The Carolinian population, on the other hand, faces higher road mortality threats as a result of the higher road densities in Ontario's far south, where the snakes like to bask and absorb the radiant heat from pavement. Eastern foxsnakes' colouring makes them hard to see on the road and they may go unnoticed or be mistaken for fallen tree limbs by even the most diligent of drivers.

Is it venomous?

The eastern foxsnake is non-venomous but its defensive strategy of vibrating its tail in leaves to simulate the sound of a rattlesnake is so successful that many people mistake it for the venomous eastern massasauga and kill it in fear.

What is NCC doing to protect habitat for this species?

The Nature Conservancy of Canada (NCC) is working hard to make sure Canada does not lose this very special species at risk.

By protecting habitat where eastern foxsnakes live, including the coastlines of the Western Lake Erie Islands and the Eastern Georgian Bay Coast, NCC is addressing one of the greatest threats facing this snake.

NCC also creates vegetation piles (also known as hibernacula) for nesting eastern foxsnakes in order to improve their habitat.

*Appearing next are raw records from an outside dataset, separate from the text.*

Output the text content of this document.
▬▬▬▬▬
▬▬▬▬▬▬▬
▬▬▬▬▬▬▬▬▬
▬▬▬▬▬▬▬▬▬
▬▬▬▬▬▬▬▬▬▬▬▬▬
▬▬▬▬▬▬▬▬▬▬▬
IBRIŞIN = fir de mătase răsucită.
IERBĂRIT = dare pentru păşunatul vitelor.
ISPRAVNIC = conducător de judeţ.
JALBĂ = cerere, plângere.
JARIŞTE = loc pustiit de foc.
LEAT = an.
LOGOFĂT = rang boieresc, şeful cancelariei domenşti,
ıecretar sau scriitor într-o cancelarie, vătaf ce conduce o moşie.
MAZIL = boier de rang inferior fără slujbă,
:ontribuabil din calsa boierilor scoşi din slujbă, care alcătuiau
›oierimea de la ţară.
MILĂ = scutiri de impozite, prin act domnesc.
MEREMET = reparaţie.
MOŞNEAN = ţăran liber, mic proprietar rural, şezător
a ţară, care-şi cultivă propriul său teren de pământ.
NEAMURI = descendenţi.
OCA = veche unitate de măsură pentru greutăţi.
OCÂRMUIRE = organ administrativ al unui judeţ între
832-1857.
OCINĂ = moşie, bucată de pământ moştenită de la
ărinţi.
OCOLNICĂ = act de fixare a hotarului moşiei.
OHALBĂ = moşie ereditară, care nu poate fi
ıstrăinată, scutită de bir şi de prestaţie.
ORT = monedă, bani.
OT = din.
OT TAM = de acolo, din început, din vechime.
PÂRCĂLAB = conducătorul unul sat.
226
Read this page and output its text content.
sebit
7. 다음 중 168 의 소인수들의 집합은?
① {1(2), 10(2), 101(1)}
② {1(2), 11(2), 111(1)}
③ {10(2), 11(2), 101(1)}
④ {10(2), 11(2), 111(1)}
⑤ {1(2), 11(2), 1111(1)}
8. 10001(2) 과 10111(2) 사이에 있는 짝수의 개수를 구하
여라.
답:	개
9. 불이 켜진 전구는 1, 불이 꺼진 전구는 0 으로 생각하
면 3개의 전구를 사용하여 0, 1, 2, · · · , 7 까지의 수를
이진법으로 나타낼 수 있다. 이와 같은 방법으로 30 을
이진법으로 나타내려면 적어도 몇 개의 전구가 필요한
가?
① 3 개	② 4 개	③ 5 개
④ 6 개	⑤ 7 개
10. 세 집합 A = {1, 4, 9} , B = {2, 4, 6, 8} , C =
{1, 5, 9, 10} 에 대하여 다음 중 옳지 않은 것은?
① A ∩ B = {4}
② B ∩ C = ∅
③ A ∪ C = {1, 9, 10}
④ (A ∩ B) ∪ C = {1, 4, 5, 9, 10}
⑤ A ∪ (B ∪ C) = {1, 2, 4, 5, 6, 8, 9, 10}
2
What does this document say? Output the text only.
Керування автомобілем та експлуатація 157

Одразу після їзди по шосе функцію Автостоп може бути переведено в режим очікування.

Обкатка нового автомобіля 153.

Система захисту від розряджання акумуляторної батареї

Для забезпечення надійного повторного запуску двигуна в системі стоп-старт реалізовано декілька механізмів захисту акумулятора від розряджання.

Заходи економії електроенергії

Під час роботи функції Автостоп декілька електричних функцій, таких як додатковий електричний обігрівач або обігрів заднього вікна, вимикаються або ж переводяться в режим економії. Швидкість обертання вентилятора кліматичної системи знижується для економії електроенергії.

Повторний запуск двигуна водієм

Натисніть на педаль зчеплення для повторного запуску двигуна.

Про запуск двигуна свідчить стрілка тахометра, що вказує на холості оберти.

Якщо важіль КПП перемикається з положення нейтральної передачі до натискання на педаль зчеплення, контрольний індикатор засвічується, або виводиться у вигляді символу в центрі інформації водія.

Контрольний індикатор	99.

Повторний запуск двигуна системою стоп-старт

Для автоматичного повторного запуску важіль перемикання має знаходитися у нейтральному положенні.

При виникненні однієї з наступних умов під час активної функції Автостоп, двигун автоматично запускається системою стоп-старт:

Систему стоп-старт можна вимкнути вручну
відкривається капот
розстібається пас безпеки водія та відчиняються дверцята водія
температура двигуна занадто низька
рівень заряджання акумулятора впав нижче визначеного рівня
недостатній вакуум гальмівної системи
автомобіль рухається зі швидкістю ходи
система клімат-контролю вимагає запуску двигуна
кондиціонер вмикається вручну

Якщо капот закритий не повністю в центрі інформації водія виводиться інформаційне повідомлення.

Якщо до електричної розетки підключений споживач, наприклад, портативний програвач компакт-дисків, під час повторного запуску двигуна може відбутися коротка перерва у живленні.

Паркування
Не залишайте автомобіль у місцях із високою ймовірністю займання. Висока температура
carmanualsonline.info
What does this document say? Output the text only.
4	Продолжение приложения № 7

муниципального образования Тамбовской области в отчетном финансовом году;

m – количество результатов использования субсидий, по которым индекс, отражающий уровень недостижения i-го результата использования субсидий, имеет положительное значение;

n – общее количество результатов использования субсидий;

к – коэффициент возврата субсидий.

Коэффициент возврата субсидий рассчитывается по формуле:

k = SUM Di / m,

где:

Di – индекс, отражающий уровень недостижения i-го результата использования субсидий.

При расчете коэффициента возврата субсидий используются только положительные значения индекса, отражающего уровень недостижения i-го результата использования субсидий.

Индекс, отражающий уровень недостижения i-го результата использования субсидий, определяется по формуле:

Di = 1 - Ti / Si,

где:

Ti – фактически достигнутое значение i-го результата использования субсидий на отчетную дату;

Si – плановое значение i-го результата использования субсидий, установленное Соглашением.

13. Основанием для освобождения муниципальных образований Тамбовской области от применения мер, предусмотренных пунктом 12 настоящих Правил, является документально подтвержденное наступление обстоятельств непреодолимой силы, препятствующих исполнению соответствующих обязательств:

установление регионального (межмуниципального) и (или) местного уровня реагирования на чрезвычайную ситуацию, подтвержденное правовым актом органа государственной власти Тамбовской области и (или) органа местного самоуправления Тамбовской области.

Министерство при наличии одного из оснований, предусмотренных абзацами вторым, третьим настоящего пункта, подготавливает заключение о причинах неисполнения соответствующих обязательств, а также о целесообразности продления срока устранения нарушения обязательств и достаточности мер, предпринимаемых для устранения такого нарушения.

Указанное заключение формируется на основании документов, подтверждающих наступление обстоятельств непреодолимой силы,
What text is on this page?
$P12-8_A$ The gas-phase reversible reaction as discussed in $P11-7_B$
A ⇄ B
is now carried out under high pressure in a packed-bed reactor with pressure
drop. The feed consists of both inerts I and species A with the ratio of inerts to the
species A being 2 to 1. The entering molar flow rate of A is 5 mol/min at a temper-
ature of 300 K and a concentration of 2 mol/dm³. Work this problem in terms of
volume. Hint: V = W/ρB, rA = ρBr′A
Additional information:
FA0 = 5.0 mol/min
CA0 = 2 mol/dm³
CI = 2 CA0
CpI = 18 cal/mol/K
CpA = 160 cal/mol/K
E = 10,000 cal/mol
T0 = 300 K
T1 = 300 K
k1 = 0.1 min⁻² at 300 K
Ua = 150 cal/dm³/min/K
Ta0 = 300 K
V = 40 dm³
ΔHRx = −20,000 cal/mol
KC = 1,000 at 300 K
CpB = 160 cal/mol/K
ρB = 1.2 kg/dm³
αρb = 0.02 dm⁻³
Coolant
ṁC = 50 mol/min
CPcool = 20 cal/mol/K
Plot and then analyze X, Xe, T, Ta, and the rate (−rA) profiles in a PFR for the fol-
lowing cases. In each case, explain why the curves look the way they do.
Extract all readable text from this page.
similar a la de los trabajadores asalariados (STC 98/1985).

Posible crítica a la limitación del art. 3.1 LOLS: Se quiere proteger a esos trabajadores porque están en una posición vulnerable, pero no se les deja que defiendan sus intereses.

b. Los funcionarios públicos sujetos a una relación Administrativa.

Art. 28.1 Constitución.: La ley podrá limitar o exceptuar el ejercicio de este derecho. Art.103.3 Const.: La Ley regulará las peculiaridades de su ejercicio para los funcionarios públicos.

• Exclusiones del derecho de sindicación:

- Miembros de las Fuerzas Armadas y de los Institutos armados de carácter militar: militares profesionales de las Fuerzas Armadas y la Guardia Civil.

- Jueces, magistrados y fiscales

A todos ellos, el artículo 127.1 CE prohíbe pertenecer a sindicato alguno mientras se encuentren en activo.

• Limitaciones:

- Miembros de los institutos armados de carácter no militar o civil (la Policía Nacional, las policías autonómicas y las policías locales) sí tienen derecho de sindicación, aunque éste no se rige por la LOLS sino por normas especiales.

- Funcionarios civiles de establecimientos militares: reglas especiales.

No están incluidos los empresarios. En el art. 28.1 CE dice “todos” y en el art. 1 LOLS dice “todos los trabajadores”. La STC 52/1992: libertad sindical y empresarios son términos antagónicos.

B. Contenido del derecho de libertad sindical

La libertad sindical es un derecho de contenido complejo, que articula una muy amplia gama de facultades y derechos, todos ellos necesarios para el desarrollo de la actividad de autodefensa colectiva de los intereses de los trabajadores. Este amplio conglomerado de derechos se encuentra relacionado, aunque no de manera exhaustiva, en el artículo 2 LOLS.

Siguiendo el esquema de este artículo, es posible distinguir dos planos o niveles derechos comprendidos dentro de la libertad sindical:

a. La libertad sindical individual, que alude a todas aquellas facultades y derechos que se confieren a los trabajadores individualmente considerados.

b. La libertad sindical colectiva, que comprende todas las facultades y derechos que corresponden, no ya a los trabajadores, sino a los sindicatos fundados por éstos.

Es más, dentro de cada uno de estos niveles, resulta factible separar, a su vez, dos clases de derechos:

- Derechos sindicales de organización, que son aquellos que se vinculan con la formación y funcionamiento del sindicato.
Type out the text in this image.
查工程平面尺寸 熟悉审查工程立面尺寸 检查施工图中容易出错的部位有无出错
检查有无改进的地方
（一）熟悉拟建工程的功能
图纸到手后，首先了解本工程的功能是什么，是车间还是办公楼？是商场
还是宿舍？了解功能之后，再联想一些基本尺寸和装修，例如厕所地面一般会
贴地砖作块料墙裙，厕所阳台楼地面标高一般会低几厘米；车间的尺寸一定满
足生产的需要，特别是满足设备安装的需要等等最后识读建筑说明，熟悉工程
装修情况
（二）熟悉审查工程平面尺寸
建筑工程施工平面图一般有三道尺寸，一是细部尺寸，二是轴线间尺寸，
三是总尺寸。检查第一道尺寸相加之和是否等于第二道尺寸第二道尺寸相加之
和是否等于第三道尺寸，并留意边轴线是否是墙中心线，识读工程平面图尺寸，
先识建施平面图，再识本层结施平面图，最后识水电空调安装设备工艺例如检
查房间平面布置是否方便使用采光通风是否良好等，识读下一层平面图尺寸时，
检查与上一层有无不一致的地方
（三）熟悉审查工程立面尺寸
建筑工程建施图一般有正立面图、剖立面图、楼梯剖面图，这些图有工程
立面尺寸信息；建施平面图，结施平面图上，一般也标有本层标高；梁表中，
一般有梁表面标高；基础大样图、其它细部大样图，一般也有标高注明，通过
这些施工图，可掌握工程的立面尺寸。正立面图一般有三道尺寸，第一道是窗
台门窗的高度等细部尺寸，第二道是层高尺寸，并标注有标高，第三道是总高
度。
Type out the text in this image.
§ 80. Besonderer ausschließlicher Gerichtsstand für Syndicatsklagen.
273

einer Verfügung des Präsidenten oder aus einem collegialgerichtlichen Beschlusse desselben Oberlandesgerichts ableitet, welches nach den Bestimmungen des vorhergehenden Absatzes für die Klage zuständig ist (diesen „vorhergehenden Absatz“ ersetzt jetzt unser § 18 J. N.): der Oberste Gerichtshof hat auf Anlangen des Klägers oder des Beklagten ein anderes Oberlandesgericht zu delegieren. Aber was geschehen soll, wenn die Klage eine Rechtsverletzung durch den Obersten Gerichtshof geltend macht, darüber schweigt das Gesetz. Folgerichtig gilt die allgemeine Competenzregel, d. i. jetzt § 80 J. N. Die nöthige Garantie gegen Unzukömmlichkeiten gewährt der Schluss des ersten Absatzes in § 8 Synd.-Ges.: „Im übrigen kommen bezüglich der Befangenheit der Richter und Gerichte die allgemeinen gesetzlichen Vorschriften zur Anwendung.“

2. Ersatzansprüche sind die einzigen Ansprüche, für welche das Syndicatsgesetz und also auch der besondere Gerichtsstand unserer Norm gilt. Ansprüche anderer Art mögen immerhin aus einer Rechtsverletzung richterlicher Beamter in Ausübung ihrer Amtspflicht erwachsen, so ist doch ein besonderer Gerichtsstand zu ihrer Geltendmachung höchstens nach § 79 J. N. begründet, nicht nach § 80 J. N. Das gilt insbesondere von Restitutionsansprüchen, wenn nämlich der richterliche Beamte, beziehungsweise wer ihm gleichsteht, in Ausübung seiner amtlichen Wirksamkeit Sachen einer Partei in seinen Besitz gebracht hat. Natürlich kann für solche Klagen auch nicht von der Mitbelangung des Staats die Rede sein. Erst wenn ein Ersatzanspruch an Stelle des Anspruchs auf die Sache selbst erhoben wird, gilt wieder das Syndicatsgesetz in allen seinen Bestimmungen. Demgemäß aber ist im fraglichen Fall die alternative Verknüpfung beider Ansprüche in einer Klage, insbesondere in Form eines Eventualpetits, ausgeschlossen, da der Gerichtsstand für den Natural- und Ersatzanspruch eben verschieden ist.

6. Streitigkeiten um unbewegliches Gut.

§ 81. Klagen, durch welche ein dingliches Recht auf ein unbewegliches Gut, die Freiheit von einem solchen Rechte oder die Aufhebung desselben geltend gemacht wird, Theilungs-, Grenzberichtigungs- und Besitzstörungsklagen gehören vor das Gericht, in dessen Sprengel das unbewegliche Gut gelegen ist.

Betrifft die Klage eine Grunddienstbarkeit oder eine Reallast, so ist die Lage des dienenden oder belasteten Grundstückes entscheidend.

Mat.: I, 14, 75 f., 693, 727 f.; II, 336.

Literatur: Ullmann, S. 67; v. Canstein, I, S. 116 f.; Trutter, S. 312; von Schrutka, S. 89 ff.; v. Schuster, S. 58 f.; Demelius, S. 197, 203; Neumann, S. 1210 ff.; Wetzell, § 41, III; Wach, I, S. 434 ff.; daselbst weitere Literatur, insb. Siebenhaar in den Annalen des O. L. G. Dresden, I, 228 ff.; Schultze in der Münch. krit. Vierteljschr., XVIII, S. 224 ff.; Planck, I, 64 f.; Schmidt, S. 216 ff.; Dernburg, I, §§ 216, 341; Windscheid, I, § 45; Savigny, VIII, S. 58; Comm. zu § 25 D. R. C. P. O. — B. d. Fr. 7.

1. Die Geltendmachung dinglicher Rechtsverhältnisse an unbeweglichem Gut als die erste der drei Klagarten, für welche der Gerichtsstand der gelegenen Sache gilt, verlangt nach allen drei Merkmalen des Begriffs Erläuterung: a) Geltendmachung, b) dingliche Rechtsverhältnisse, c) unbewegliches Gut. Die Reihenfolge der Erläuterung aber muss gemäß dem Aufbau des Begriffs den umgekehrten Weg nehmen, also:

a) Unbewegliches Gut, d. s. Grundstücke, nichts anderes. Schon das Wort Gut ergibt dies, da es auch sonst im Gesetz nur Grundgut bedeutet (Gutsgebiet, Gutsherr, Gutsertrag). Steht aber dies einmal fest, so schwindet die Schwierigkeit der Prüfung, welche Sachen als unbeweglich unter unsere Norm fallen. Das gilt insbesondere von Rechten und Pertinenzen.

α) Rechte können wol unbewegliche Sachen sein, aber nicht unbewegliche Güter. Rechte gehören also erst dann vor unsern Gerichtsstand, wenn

NCC will be monitoring eastern foxsnakes and their hibernacula (the shelters they hibernate in) so that we know where to concentrate our habitat improvement efforts for the greatest benefit to the snakes.

Other eastern foxsnake basics

Eastern foxsnakes grow up to one metre long. These snakes actively hunt for prey and are constrictors, squeezing their prey to death. Young eastern foxsnakes will eat frogs and insects, but rodents and bird eggs are the preferred choice for adults.

Females reach maturity around five years of age and only breed every two years. Females lay eggs in rotting logs in late summer and one to two months later the young emerge. When temperatures drop in the fall, eastern foxsnakes find local, communal overwintering sites called hibernacula where they remain until spring.